Within the past 48 hours, Marine Corps Captain Alistair Howard of La Mesa led his troops out of North Helmand Province

In Afghanistan, Helmand Province is the deadliest region, and the most violent of all districts is Sangin District. Nearly 950 coalition troops have lost their lives there.

Within the past 48 hours, the last U.S. Marines left the Northern Helmand Province.

Most of those Marines were based in San Diego. Leading them away was Captain Alistair Howard, 36, from La Mesa.

Three of Howard’s five deployments were to Sangin. His first tour was in 2010, when the people in Sangin were under constant threat from the Taliban.

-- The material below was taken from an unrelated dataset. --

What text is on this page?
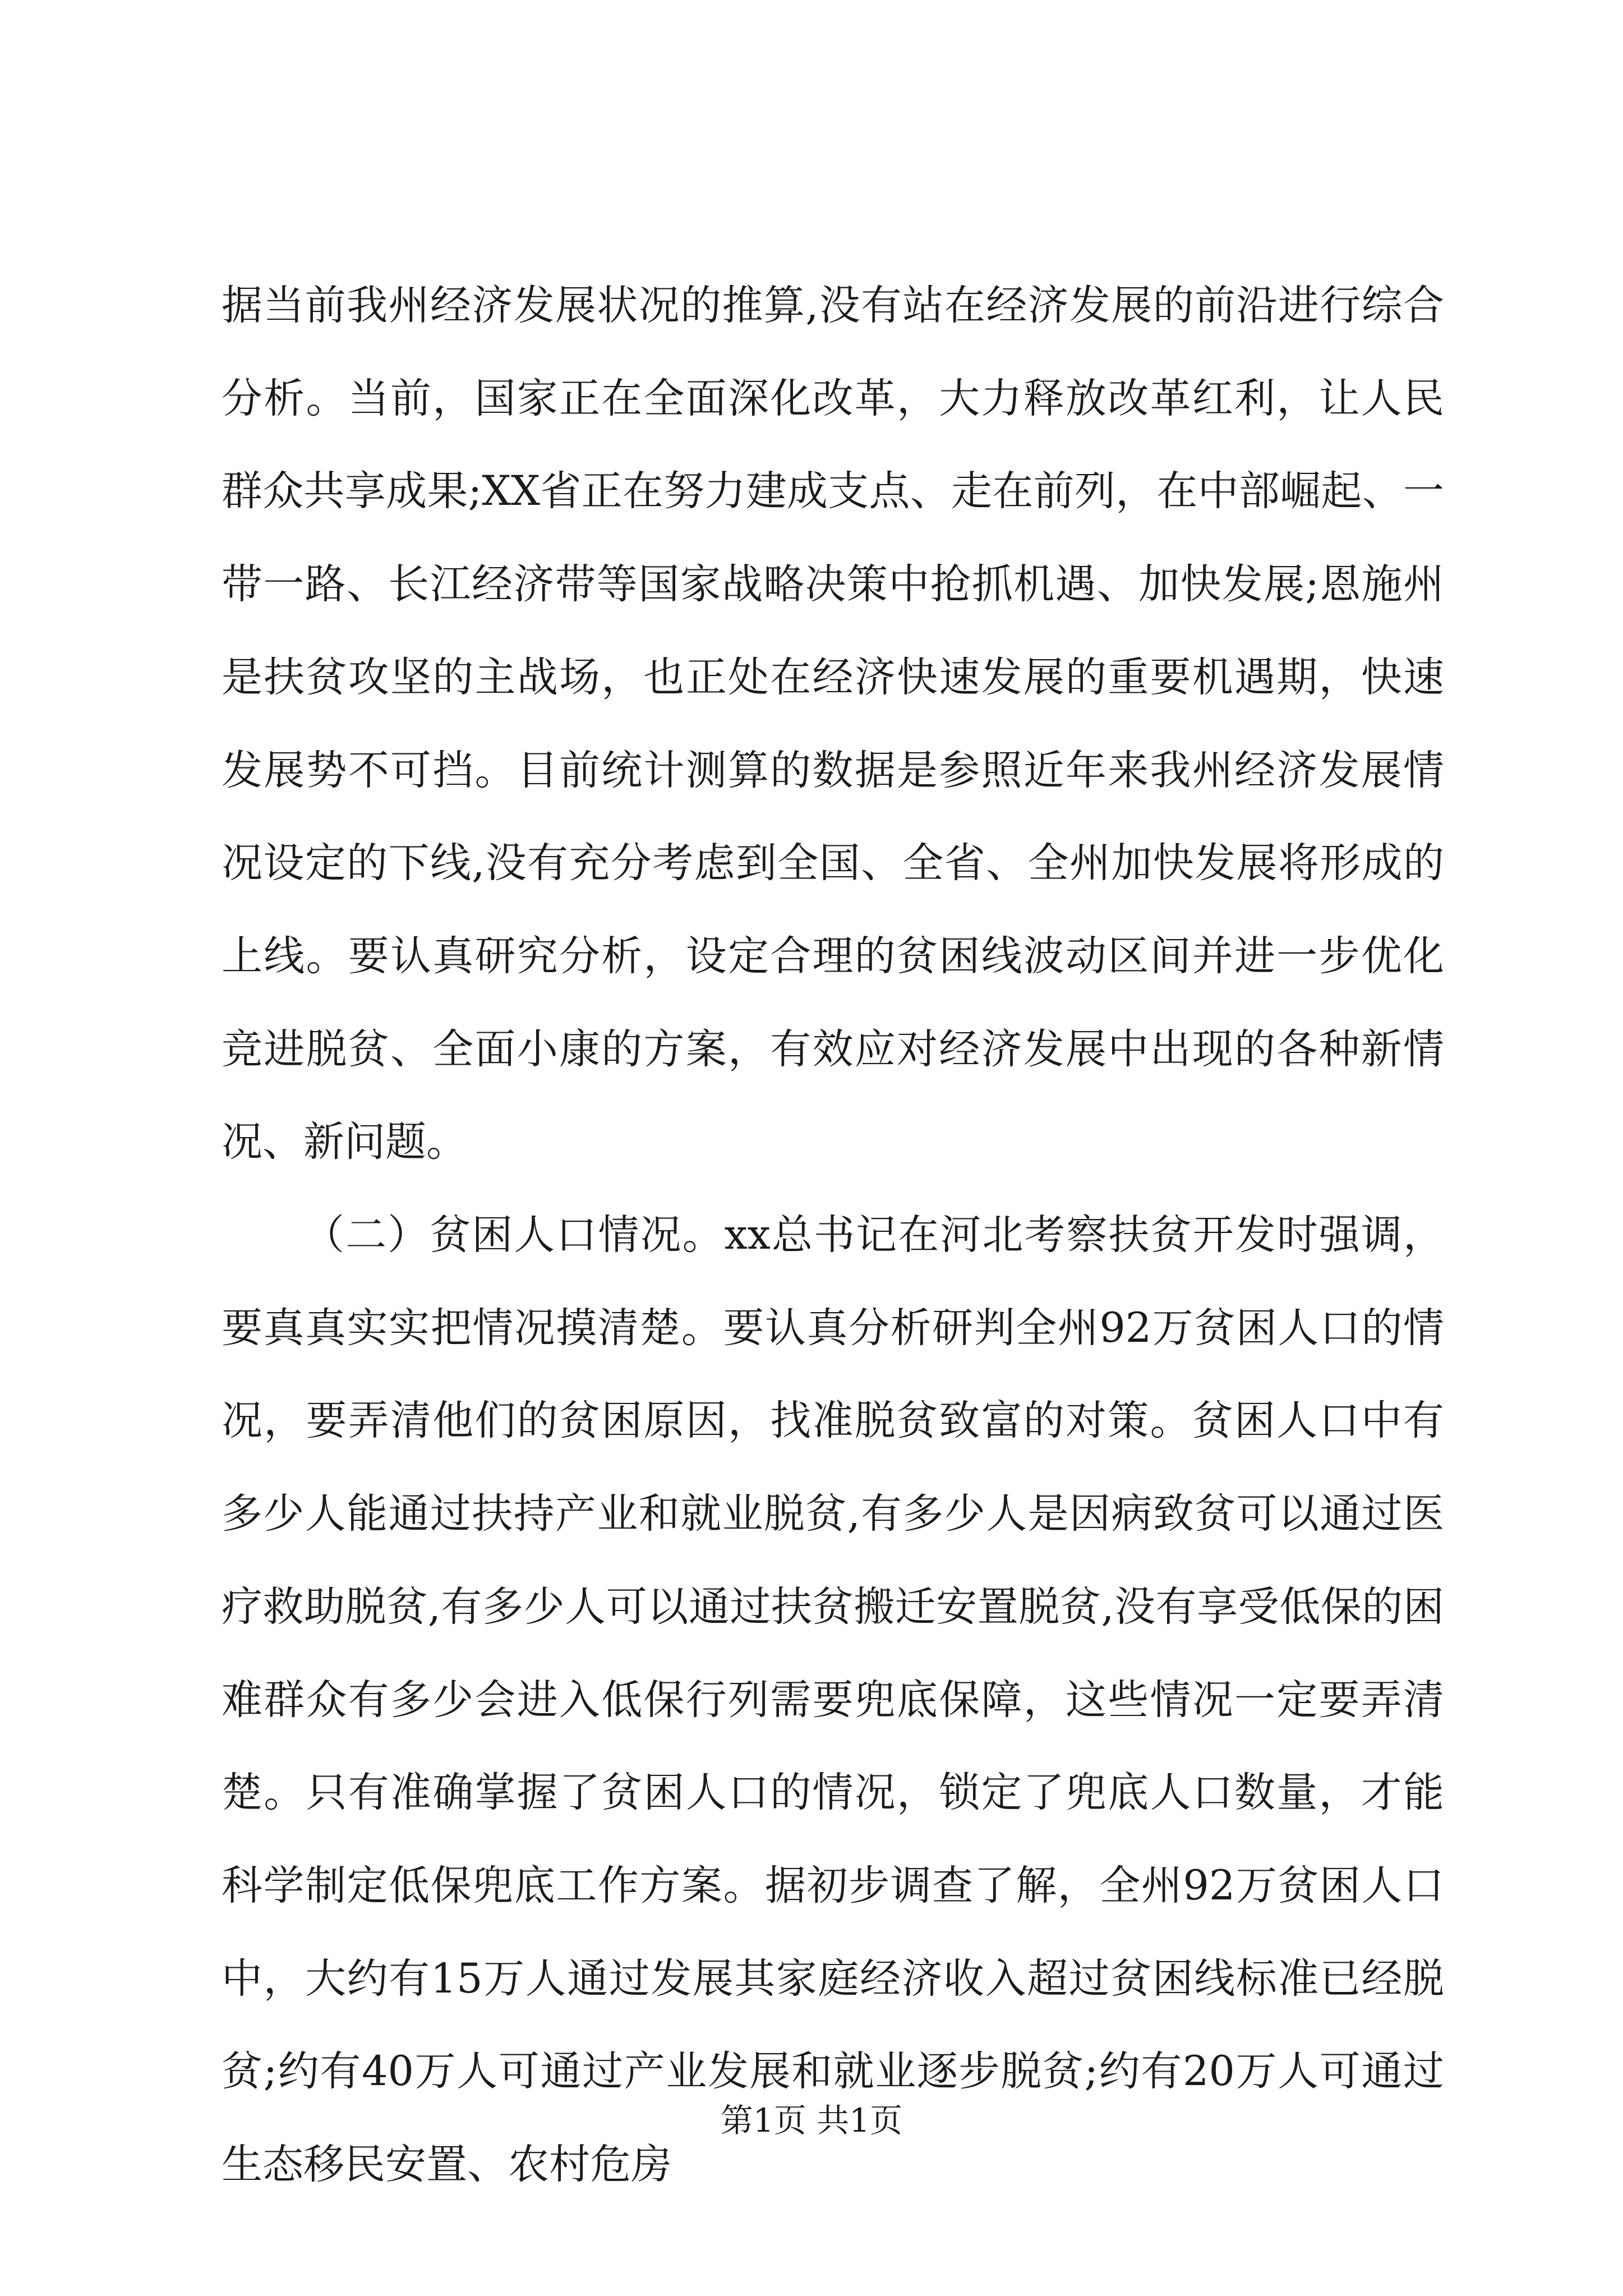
据当前我州经济发展状况的推算,没有站在经济发展的前沿进行综合分析。当前，国家正在全面深化改革，大力释放改革红利，让人民群众共享成果;XX省正在努力建成支点、走在前列，在中部崛起、一带一路、长江经济带等国家战略决策中抢抓机遇、加快发展;恩施州是扶贫攻坚的主战场，也正处在经济快速发展的重要机遇期，快速发展势不可挡。目前统计测算的数据是参照近年来我州经济发展情况设定的下线,没有充分考虑到全国、全省、全州加快发展将形成的上线。要认真研究分析，设定合理的贫困线波动区间并进一步优化竞进脱贫、全面小康的方案，有效应对经济发展中出现的各种新情况、新问题。

（二）贫困人口情况。xx总书记在河北考察扶贫开发时强调，要真真实实把情况摸清楚。要认真分析研判全州92万贫困人口的情况，要弄清他们的贫困原因，找准脱贫致富的对策。贫困人口中有多少人能通过扶持产业和就业脱贫,有多少人是因病致贫可以通过医疗救助脱贫,有多少人可以通过扶贫搬迁安置脱贫,没有享受低保的困难群众有多少会进入低保行列需要兜底保障，这些情况一定要弄清楚。只有准确掌握了贫困人口的情况，锁定了兜底人口数量，才能科学制定低保兜底工作方案。据初步调查了解，全州92万贫困人口中，大约有15万人通过发展其家庭经济收入超过贫困线标准已经脱贫;约有40万人可通过产业发展和就业逐步脱贫;约有20万人可通过生态移民安置、农村危房

第1页 共1页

“It was chaotic. We were working with the Afghans, and the AFP were barely holding on, which is the Afghan Uniformed Police,” Howard said from Camp Leatherneck in a Skype interview with NBC 7.

It took three years of battles and rebuilding to overtake the Taliban and train Afghan forces to provide security, he said, the kind of security that allowed residents to hold free elections despite, at times, acts of life-threatening intimidation.

“To see that the people came out and they actually went out to vote to shape their future…to be a part of that in Sangin and all of Afghanistan was amazing,” Howard said.

Howard said leading his troops out of Sangin was bittersweet. He thought about the troops who had sacrificed life and limb for this mission.

“If they could see what we saw when we left and the success that all the years that we had there and the many battalions that came through Sangin, that it was well worthwhile and that the people of Sangin are very successful and they are going to live a better life because of what we did.”

Howard said he hopes the people who have lived in fear for decades in Sangin will now live in peace.

Howard’s mission is not over yet; he will likely remain in Afghanistan until the fall.